One political organization refrained from keeping their political message on the sidelines during this year's Super Bowl.
In addition to Michigan Senate candidate Pete Hoekstra's controversial campaign ad, some football watchers also saw the fight over union rights elevated to the national stage Sunday. A TV ad aired during the game blasted unions for spending their dues on political candidates, and pressed for the passage of the Employee Rights Act, a bill which would scale back union power across the country.
The ad only ran in the Washington, D.C. metro area, and is part of a $10 million campaign from the Center for Union Facts, an advocacy group which has blasted the major labor unions in the past, including one ad which compared union leadership to Kim Jong Il.
The ad campaign comes at a time when state-level campaigns to reform—or roll back, depending on who you ask—union rights are picking up full steam. Two weeks ago, Indiana became the first "right to work" Rust Belt state, allowing employees to opt out of union membership and avoid paying dues, even if their company is unionized. That fight was only the latest in several state skirmishes across the country over the organizing rights of workers, both within and outside of government. But so far, that fight has stayed limited on the national level, with most of the ideological fights focused the National Labor Relations Board.

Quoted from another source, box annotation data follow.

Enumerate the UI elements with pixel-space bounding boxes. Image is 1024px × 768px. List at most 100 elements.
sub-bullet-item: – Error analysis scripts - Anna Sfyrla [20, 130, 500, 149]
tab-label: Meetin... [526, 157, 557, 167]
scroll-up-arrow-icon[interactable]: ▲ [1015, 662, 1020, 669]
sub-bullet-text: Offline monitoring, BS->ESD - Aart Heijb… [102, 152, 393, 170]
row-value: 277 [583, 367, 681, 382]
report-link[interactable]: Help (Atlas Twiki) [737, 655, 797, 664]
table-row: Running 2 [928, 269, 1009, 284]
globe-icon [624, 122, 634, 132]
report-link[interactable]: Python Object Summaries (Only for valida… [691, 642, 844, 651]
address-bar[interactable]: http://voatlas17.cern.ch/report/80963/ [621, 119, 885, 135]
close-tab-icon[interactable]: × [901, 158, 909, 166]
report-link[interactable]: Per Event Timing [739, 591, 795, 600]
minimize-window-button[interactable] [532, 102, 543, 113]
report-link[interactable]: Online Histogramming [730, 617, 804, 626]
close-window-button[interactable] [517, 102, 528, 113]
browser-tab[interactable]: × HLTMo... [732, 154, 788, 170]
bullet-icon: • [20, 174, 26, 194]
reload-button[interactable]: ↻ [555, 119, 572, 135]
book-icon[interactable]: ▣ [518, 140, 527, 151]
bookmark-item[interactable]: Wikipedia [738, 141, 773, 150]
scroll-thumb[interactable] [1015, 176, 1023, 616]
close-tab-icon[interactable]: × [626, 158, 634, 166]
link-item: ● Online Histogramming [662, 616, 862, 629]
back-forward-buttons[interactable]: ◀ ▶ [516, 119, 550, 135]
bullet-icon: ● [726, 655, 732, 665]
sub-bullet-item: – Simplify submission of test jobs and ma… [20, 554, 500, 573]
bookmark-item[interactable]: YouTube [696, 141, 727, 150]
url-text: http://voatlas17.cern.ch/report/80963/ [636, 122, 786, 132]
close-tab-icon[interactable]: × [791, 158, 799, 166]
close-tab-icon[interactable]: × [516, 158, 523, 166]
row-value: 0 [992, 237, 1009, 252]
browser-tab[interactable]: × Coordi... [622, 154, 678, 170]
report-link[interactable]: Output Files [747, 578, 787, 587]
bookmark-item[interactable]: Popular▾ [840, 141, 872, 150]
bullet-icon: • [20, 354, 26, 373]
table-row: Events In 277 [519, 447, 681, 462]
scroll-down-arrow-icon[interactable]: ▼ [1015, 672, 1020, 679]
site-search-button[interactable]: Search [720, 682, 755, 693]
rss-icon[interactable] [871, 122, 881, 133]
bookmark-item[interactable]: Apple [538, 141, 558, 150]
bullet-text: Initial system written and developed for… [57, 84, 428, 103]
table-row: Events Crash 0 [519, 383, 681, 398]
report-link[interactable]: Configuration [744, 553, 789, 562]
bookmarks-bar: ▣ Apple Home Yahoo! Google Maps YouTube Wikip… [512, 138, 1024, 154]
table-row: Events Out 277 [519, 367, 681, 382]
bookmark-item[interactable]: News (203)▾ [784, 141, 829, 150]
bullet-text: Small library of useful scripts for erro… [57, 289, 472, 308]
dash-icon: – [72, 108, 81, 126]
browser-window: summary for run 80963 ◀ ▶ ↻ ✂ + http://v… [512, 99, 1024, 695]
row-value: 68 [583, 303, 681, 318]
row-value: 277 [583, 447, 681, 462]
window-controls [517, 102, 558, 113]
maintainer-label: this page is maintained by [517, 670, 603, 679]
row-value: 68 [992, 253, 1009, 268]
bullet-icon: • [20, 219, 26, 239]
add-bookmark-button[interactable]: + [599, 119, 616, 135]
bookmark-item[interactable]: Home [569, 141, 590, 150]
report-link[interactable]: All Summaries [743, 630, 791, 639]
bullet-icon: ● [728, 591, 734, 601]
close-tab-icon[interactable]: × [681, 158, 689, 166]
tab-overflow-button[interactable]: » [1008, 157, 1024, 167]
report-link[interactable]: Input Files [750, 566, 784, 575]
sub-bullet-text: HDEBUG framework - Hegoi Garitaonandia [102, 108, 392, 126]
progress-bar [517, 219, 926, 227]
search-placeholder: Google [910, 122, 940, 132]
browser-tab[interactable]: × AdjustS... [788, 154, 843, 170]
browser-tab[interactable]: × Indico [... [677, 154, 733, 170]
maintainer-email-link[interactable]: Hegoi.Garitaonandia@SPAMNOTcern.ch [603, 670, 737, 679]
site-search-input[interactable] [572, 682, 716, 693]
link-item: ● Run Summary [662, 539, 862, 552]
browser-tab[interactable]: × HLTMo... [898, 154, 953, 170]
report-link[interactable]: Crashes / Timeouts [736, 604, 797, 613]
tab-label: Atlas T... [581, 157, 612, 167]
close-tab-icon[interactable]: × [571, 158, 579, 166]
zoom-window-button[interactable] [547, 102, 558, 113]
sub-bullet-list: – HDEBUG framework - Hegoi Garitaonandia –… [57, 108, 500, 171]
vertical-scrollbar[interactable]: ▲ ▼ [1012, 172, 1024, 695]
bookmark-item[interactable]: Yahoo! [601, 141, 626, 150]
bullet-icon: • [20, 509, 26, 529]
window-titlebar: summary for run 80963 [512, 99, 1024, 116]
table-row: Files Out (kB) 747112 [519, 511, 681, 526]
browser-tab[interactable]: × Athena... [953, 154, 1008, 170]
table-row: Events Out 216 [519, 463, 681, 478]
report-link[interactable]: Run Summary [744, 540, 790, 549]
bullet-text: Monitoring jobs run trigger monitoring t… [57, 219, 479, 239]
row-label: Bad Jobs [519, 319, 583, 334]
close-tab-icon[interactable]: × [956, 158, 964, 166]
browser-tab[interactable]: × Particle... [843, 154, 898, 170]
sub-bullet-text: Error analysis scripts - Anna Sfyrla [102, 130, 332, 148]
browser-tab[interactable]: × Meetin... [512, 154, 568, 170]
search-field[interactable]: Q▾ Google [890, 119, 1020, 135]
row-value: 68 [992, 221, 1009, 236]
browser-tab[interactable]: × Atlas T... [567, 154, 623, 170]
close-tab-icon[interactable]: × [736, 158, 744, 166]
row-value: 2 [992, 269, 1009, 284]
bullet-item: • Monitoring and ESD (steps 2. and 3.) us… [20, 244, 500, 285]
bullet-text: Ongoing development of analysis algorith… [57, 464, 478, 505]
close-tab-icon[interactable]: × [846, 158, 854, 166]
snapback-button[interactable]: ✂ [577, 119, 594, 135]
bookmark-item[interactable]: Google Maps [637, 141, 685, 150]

While conservatives have long pushed for a national right-to-work law, the Employee Rights Act falls short of that goal. However, it would put significant restrictions on current labor activities, and would also require unions to re-certify with their members every three years. It would also require unions to receive "opt-in" permission from their members to use their dues for political campaigning, rather than the current "opt-out" method.
The bill was introduced by Republican Sen. Orrin Hatch from Utah—a right-to-work state—but has mostly been gathering dust in a Senate controlled by Democrats. Even officials with the Center for Union Facts admit that there is no legislative push to correspond with their ad campaign.
"It's certainly an uphill battle," says Matthew Harakal, a spokesman for Hatch. Harakal said that the senator was looking to attach pieces of the bill to other legislation. If Republicans win big in November, supporters of the bill are expecting it to rise to the top of the national agenda.